Telles étaient ses phrases favorites lorsque nous échangions. La vue n’était jamais mobilisée, même dans le plus simple vocabulaire. Cela n’avait pas toujours était ainsi. C’est à l’âge de 16 ans qu’à la suite d’une infection virale le nerf optique fut touché. Progressivement il entra dans les ténèbres.

Au début ce fut un cri – celui du refus, de l’incompréhension, du sentiment d’injustice. Pourquoi ? Pourquoi ? hurlait-il. Et pourtant derrière l’opacité totale des pansements il percevait encore quelques éclats de blancheur, des ombres furtives s’imprimaient sur le fond de sa rétine. Il se levait, s’orientait vers la paroi blême de la fenêtre et tentait quelques pas. Lorsque nous l’entendions marcher, se cogner aux meubles, nous accourions pour le guider. Nous percevions à travers la raideur de son bras une tension extrême. Son corps était devenu rigide, il se raidissait au moindre obstacle, ses mâchoires semblaient vouloir écraser entre les dents toute trace d’acceptation. Il refusait les visites, s’enfermait dans la solitude – même sa sœur n’avait plus accès à son territoire. Il fit le vide autour de lui, l’espace fut dégagé, les objets fragiles disparurent. Son univers était devenu une béance totale. Il exigea même la fermeture des volets et refusait que nous allumions la lumière, tentative dérisoire d’appréhender sa détresse.

Après plusieurs mois de ce régime, il avait grossi. Nous avons craint pour sa santé physique et mentale. Nous nous sentions démunis. La première fois que nous l’avons vu apparaître à la porte, nous nous sommes précipités mais il nous repoussa. Le silence se fit. Nous le sentions concentré et ne voulions pas troubler son attention. Il avança, rassemblant ses souvenirs pour se diriger mais se heurta à un fauteuil. Hésitant, il s’assit. Cet effort l’avait accablé. Il repartit dans l’autre sens et referma la porte derrière lui. Avec le temps il sortit de plus en plus loin. La disposition des meubles s’imprima progressivement dans son cerveau. Il accepta nos conseils, la parole se dénoua, le dialogue se rétablissait lentement.

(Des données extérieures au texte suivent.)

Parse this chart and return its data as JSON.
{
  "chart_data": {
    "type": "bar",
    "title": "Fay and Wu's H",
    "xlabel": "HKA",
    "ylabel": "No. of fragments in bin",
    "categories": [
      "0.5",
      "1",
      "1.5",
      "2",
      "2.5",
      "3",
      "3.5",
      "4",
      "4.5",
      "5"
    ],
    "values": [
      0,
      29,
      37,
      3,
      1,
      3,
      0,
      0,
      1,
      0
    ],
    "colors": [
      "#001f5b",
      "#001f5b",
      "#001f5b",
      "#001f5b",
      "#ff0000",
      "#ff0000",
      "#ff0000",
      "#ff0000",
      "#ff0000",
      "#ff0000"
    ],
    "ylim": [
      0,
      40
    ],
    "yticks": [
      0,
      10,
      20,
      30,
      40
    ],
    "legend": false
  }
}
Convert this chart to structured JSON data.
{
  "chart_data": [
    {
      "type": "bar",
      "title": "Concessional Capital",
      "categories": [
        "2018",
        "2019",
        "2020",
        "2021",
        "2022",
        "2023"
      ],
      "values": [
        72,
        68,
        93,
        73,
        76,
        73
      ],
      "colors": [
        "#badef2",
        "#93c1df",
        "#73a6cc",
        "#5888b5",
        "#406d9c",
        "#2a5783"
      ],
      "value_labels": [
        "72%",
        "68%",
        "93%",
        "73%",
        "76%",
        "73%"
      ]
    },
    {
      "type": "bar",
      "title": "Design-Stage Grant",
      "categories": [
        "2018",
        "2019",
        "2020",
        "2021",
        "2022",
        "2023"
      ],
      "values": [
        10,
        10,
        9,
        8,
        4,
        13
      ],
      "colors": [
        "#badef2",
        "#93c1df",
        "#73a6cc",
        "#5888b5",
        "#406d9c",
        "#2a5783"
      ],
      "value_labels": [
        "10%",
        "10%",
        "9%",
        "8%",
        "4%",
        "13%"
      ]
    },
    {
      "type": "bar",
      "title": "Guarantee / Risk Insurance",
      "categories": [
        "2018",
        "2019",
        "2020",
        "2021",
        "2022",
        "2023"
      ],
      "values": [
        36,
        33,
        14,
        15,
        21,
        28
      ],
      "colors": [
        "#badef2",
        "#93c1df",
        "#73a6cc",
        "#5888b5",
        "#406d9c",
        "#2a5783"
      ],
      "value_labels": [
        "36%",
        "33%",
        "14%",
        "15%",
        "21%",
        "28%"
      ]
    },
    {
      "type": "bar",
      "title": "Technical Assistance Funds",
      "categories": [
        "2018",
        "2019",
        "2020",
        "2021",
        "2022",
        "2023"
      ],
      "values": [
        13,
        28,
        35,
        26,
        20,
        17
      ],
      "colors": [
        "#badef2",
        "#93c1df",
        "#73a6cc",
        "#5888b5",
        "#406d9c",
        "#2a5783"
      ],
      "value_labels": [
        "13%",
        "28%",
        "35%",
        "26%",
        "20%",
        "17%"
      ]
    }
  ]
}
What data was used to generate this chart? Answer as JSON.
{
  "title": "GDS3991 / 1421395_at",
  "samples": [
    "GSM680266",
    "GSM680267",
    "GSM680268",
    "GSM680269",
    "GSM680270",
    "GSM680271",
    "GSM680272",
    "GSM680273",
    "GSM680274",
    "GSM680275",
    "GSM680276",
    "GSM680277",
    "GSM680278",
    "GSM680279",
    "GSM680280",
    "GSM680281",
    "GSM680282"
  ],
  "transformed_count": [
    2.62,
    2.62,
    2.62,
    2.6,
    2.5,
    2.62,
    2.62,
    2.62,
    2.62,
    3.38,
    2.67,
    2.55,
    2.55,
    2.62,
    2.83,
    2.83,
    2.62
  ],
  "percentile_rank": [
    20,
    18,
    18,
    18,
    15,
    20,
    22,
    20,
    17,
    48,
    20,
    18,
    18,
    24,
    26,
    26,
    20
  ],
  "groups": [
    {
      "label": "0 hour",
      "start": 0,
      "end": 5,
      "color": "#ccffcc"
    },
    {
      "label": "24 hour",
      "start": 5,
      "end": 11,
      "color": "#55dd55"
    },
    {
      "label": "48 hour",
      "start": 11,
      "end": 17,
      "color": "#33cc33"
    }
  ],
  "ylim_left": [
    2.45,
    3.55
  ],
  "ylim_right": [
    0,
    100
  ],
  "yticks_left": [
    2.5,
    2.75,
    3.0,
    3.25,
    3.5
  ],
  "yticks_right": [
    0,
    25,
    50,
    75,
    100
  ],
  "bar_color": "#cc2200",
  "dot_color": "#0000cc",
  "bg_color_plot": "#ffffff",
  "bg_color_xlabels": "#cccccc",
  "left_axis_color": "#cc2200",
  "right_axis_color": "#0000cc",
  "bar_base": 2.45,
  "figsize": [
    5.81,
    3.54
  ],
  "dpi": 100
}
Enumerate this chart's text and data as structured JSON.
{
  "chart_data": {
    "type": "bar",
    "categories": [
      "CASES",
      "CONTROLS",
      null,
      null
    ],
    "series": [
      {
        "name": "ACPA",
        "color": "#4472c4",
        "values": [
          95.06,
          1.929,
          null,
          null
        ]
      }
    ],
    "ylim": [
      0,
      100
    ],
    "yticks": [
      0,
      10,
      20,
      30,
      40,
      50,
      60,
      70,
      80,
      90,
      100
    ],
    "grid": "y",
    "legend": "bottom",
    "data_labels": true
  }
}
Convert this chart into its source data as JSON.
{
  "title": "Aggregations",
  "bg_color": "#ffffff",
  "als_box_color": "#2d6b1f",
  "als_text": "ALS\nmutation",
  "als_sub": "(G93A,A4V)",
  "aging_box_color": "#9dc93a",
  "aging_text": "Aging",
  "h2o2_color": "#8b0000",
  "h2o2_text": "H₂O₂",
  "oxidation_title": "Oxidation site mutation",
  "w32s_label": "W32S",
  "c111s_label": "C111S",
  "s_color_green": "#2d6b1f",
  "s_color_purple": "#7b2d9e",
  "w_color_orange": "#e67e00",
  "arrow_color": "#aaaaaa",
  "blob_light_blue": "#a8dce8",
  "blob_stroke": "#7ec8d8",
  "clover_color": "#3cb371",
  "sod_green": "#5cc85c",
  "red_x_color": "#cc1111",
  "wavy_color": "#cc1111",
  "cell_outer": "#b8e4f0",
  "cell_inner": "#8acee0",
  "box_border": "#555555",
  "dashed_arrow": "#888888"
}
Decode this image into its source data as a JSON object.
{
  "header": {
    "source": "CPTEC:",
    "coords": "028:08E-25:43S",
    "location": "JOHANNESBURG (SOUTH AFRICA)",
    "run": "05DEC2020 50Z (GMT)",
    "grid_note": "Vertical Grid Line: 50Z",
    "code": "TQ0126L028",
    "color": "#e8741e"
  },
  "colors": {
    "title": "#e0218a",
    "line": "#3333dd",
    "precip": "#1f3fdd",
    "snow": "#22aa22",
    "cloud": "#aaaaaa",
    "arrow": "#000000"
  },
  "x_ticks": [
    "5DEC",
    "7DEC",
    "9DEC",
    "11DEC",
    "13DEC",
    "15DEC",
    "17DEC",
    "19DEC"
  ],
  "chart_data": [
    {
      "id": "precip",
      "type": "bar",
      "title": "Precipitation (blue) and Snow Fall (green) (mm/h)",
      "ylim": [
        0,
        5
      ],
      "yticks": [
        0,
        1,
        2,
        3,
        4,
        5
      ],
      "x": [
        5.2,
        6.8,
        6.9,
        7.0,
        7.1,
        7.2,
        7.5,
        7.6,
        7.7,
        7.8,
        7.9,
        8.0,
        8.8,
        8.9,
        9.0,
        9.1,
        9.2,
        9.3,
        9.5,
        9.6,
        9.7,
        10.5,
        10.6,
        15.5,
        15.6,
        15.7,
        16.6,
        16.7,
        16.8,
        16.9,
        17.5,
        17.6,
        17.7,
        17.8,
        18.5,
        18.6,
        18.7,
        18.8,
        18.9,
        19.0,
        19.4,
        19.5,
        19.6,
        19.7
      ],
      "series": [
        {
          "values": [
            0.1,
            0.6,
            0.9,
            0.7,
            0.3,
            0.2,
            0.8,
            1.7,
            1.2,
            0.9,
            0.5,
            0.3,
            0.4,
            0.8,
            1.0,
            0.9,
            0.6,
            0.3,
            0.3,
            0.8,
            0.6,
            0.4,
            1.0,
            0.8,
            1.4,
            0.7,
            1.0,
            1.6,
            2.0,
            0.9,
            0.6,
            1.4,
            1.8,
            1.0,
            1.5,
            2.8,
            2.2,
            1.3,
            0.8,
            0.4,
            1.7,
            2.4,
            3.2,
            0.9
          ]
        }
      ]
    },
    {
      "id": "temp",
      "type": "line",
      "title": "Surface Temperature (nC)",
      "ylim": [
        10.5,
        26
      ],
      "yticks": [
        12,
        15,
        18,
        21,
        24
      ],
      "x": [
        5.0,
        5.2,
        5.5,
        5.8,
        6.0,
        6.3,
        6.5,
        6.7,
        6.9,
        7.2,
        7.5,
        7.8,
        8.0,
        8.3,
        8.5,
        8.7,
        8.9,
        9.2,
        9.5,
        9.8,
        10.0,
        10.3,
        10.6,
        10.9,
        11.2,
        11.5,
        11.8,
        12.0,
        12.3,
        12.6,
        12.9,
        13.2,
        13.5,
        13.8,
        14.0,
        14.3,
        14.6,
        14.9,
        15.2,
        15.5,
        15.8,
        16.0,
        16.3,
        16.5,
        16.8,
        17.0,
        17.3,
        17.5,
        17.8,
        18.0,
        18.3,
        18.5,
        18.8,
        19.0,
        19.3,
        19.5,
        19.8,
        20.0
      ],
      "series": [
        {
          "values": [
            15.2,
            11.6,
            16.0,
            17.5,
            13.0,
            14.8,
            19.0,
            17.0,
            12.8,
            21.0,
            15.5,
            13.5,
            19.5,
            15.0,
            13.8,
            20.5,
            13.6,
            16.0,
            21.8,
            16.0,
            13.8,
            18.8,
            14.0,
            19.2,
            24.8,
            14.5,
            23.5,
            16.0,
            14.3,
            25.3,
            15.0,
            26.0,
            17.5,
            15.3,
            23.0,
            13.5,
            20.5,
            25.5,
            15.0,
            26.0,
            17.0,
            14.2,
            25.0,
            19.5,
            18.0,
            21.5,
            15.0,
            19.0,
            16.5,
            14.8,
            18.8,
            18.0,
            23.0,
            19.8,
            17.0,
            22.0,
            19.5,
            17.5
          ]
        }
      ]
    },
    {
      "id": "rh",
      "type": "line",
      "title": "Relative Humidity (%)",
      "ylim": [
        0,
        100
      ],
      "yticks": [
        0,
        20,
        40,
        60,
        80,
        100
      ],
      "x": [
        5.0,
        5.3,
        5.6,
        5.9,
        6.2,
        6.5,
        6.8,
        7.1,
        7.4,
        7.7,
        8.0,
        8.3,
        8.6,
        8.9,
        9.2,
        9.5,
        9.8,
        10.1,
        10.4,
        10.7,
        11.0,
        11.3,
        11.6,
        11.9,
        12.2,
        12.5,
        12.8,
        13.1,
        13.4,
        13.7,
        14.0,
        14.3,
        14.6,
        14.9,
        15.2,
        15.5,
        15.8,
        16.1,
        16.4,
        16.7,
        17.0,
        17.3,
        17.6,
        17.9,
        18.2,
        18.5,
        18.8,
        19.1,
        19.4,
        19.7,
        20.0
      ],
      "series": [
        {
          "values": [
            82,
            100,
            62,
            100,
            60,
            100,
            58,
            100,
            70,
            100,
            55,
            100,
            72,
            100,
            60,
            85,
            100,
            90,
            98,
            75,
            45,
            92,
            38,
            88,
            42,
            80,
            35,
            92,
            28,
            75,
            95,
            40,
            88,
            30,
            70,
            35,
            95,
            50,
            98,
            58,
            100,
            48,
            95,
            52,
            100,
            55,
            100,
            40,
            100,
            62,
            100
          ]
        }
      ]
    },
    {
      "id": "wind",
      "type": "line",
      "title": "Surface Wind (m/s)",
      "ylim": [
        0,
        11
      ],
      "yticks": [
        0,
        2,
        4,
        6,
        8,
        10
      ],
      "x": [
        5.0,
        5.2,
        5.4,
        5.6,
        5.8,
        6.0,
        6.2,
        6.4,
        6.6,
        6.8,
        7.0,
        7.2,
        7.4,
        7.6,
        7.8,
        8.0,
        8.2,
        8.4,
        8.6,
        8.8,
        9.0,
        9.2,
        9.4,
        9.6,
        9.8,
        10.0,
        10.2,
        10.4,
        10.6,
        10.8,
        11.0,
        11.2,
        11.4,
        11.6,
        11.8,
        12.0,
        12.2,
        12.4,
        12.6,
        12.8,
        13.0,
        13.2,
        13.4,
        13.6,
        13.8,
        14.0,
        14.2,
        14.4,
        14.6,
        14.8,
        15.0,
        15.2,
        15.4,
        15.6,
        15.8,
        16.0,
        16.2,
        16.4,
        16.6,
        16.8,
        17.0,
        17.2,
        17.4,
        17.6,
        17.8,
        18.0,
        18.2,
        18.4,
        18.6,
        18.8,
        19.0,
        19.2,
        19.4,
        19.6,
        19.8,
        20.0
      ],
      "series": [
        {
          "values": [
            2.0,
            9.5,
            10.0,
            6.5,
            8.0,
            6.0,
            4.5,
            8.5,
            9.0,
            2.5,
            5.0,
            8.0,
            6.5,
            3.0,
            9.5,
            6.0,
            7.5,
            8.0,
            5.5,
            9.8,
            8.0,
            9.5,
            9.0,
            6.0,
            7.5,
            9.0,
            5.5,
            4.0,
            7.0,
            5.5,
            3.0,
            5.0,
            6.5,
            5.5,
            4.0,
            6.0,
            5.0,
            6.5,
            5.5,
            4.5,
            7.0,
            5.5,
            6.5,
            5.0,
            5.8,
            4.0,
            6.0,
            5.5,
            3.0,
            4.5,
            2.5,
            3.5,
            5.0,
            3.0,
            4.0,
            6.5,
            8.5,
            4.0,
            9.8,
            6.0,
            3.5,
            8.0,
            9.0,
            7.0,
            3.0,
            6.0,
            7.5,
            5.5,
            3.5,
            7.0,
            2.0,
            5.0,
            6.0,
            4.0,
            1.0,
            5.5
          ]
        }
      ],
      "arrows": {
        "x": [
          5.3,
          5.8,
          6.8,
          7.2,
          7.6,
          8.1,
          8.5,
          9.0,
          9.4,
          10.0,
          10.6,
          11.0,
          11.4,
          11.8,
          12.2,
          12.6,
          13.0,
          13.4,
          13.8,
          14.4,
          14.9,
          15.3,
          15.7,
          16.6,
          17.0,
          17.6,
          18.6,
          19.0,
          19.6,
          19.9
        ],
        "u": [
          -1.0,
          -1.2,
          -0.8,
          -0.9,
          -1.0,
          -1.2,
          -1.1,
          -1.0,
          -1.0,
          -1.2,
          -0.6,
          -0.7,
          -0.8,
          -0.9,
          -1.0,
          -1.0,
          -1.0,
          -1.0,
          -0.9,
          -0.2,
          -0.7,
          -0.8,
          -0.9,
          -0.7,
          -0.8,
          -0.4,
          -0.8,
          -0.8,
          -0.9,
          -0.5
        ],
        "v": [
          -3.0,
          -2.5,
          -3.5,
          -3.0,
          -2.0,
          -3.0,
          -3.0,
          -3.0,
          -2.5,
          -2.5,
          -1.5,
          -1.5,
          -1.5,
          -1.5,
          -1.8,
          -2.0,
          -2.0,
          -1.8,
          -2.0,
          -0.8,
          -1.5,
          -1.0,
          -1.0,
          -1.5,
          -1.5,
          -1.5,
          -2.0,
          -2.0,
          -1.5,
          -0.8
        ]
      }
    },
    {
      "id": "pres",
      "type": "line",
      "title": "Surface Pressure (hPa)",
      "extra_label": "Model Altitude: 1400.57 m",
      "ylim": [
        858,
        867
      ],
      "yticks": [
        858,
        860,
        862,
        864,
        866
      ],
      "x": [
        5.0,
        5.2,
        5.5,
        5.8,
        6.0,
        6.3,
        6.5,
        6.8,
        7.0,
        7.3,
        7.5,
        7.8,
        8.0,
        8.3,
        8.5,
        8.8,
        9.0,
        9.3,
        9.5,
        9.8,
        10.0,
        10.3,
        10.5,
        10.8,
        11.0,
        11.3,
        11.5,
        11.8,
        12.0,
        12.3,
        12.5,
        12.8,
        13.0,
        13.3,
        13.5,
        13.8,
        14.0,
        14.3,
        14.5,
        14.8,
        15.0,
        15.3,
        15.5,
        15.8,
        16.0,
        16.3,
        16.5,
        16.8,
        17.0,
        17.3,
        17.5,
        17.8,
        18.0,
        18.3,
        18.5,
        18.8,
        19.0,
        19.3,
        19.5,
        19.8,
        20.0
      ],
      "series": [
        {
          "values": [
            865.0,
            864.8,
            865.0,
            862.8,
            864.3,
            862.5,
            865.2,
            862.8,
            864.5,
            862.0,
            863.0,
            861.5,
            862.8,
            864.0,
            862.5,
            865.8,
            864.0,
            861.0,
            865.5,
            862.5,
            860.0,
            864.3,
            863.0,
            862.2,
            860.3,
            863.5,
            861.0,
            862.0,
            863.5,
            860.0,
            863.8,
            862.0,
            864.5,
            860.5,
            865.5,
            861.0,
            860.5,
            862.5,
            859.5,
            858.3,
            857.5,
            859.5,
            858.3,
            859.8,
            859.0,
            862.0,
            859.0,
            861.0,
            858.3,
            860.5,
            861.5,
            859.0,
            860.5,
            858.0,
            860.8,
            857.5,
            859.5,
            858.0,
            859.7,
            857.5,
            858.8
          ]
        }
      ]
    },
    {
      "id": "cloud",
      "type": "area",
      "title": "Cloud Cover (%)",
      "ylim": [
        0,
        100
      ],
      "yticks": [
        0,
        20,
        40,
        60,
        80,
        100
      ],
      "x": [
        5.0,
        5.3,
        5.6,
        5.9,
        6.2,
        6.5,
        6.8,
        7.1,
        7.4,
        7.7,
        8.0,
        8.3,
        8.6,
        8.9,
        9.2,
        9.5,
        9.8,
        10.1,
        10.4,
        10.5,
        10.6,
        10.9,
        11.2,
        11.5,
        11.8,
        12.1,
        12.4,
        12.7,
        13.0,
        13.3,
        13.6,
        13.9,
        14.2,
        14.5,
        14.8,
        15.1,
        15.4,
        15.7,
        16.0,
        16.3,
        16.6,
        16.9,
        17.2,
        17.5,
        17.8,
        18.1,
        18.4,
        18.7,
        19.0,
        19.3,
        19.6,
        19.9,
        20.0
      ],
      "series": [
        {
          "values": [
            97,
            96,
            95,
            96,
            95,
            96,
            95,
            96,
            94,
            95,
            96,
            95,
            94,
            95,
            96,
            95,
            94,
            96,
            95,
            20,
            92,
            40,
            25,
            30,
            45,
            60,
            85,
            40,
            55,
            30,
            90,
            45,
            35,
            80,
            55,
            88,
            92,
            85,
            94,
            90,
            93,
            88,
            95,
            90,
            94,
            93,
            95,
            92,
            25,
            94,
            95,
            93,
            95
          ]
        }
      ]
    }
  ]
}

Les sensations volontairement éteintes par la mort d’un seul sens, furent à nouveau mobilisées. Il retrouva le goût de la nourriture, prit plaisir aux odeurs du quotidien, sa peau redevint sensible à la chaleur et les bruits de la maison devinrent interprétables. Il semblait lentement accepter la nuit

Je me suis longuement interrogé sur le phénomène qui avait procédé à l’insensibilité totale de tous les sens par la perte d’un seul. Le refus de son malheur avait été tel que le cerveau avait bloqué en lui tout autre accès à la vie.

Petit à petit nous avons assisté au phénomène inverse : ses goûts en cuisine devinrent sophistiqués. Il goûtait les plats et ajoutait des épices, des aromates jusqu’à pleine satisfaction. Il prit plaisir au modelage, il aimait les matériaux mous. Des formes surprenantes s’élaboraient à l’image de son univers mental – au début tourmentées puis de plus en plus arrondies et harmonieuses. La lecture à voix haute prit une place importante, simple loisir au début, il demanda ensuite une lectrice à temps plein et s’orienta vers les revues scientifiques. Avec un ordinateur à recherche vocale il devint autonome. Il échangea sur la toile, noua des contacts extérieurs et bientôt il devint le plus entouré des garçons de son âge.

Il avait acquis cette philosophie propre à ceux qui, tombés dans les ténèbres, s’en relèvent en puisant en eux leurs propres ressources.